İnna'l-lâhe yağfiru'z-zünûbe cemîan. "Hiç şüphe yok ki Rabbu'l-âlemîn günahları toptan affeder. " İnnehû hüve'l-ğafûrun rahîm. "Çünkü o çok mağfiret edici, çok merhamet edicidir. " Rahmeti çok engindir, günahları çok da olsa toptan affeder, diye âyet-i kerîme var, onun için Allah celle celâlüh hazretlerinin rahmetinden ümit kesmek haramdır. İçki içmek, faiz yemek, hırsızlık yapmak haram, bir de Allah'tan ümit kesmek de böyle günah, bunun gibi haram.
Ümit kesmek yok; "Allah beni affetmez, affetmeyecek, mahvoldum, bittim, çaresiz bir durumdayım."
Böyle bir şey yok, kul hatasını anladığı, boynunu büktüğü, tevbe ettiği zaman Rabbü'l-âlemîn affeder.
Çok söylenen bir dörtlük, bir kıta var. Konya'daki Mevlânâ türbesinin duvarına asılmış, herkes Mevlânâ söylemiş sanıyor; hâlbuki o kıta Mevlânâ'dan önce yaşayan bir İranlı şairindir.
Bâzâ! Bâzâ! Her ân çi hesti bâzâ
Ger kâfîr u gebr u bût-perestî bâzâ
İn dergeh-i mâ, dergeh-i novmîdî nîst
Sad bâr eger tövbe-şikestî bâzâ.
"Dön gel, dön gel!

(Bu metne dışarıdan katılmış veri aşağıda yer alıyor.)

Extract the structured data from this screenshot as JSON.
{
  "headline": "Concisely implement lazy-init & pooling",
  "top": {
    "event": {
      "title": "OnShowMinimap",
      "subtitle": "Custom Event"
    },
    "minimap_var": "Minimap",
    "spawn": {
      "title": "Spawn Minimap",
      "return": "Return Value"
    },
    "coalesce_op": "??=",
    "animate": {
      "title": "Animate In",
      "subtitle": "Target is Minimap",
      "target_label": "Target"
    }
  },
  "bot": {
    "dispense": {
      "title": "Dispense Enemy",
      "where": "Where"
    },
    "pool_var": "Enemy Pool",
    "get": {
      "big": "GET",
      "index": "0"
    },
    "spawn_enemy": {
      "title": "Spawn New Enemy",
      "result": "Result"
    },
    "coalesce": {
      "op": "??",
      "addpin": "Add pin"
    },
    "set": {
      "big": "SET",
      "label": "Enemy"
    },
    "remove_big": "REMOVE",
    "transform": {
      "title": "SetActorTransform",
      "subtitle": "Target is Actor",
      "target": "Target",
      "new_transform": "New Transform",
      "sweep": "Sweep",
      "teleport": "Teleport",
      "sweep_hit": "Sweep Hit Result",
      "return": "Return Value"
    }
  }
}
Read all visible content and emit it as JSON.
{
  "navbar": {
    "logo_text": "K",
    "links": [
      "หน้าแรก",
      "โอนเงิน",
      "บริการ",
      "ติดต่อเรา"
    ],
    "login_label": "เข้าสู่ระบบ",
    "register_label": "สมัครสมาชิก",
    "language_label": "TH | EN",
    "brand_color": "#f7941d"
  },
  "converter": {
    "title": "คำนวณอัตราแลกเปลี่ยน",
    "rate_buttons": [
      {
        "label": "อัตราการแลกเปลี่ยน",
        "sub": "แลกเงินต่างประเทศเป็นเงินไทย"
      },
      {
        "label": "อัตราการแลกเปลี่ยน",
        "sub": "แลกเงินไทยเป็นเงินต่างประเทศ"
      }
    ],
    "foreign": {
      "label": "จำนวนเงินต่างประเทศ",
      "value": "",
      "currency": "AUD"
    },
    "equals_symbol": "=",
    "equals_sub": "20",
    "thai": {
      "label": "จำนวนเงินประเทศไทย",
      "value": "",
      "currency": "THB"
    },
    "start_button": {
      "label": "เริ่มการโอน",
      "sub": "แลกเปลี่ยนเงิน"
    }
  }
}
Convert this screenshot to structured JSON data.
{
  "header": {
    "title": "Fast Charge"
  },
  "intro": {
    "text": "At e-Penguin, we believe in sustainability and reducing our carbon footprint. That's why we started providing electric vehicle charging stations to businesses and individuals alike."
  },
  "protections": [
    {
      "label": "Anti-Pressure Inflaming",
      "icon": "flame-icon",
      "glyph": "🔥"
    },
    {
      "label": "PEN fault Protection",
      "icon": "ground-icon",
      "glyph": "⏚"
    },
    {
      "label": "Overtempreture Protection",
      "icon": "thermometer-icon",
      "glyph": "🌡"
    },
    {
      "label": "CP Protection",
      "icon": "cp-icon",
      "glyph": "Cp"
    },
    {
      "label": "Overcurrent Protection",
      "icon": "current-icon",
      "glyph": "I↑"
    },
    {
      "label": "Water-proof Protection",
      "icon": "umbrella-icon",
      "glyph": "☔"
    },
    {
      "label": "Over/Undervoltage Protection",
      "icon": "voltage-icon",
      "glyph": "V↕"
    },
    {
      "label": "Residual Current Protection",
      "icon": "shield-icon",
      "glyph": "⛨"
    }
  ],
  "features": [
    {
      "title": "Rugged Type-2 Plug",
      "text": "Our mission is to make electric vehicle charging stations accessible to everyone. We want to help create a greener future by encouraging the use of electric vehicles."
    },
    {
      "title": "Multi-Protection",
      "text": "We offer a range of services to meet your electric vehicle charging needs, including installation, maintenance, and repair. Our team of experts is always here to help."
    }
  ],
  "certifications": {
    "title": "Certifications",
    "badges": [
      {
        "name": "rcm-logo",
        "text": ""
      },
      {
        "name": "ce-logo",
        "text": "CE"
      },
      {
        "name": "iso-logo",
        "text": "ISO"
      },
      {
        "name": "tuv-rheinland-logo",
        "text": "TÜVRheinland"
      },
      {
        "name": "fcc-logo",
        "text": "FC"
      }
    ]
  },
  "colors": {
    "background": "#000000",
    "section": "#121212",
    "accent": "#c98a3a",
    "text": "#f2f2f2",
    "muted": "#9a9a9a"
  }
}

Her ne olursan ol, o yanlış yolu bırak dön gel!"
Bâz âmeden, vazgeçip gelmek demek; "gene gel" değil de, "dön bırak gel" mânasına, "rucû et" mânasına geliyor.
"Kâfir de olsan, putperest de olsan, ateşperest de olsan bırak o yanlış yolu, dön bu hak yola gel."
Ger kafir u gebr u putperesti "puta tapıcı da olsan, bâzâ vazgeç dön gel. " İn dergeh-i mâ "bizim şu ilâhî dergâhımız", Allah celle celâlüh hazretlerinin dergâh-ı izzeti dergeh-i nevmîdî nist "ümitsizlik dergâhı değildir."
Sad bâr eger tövbe şikestî bâzâ. "Zayıflık gösterip günaha kayıp da tevbeni yüz defa bozmuş da olsan…"
Sad bâr eger tövbe şikesti bâzâ. "Yine dön yine gel, Allah yine kabul eder."
Kul tevbe ederken ne yapacak?
Günahına pişman olacak, bir daha hiç günah işlememeye azm ü cezm ü kast edecek. Niyeti etmemekti ama yine hata etti, yine ayağı sürçtü, kaydı, yine pişman oldu, yine yüzü karardı; yine tevbe eder, Allah yine kabul eder. Ama günahta devam ederken tevbe eden kimse; "Allah'la alay ediyor." demektir. Onun günahı çok büyüktür.
Günahı bırakacak, bir; günaha pişmanlık duyacak, iki; bir daha işlememeye azm ü cezm ü kasd u karar edecek, ahd u peymân edecek, üç.
"Yapmayacağım yâ Rabbi!"
"Tamam mı, sahiden mi, gerçekten mi?"
"Gerçekten yâ Rabbi!"
O niyetle, yapmamak niyetiyle tevbe edecek ama yine ayağı kayarsa; "Söz vermiştim ama yine yaptım, benden adam olmaz; ne köy olur ne kasaba, tüh bana, yazık bana!"
Tevbe eder, dönerse Allah yine affeder. Çünkü niyeti yapmamaktı ama ayağı kaydı, bir kaza oldu, bir hata daha yaptı. Hiç bir insan araba kullanırken kaza yapmak istemez ama takur tukur, vuruşan vuruşana, çizen çizene, kıran kırana. Hatalar oluyor. İstemeden oldu mu Allah affeder ama bile bile ısrarla yaparsa o zaman Allah sevmiyor.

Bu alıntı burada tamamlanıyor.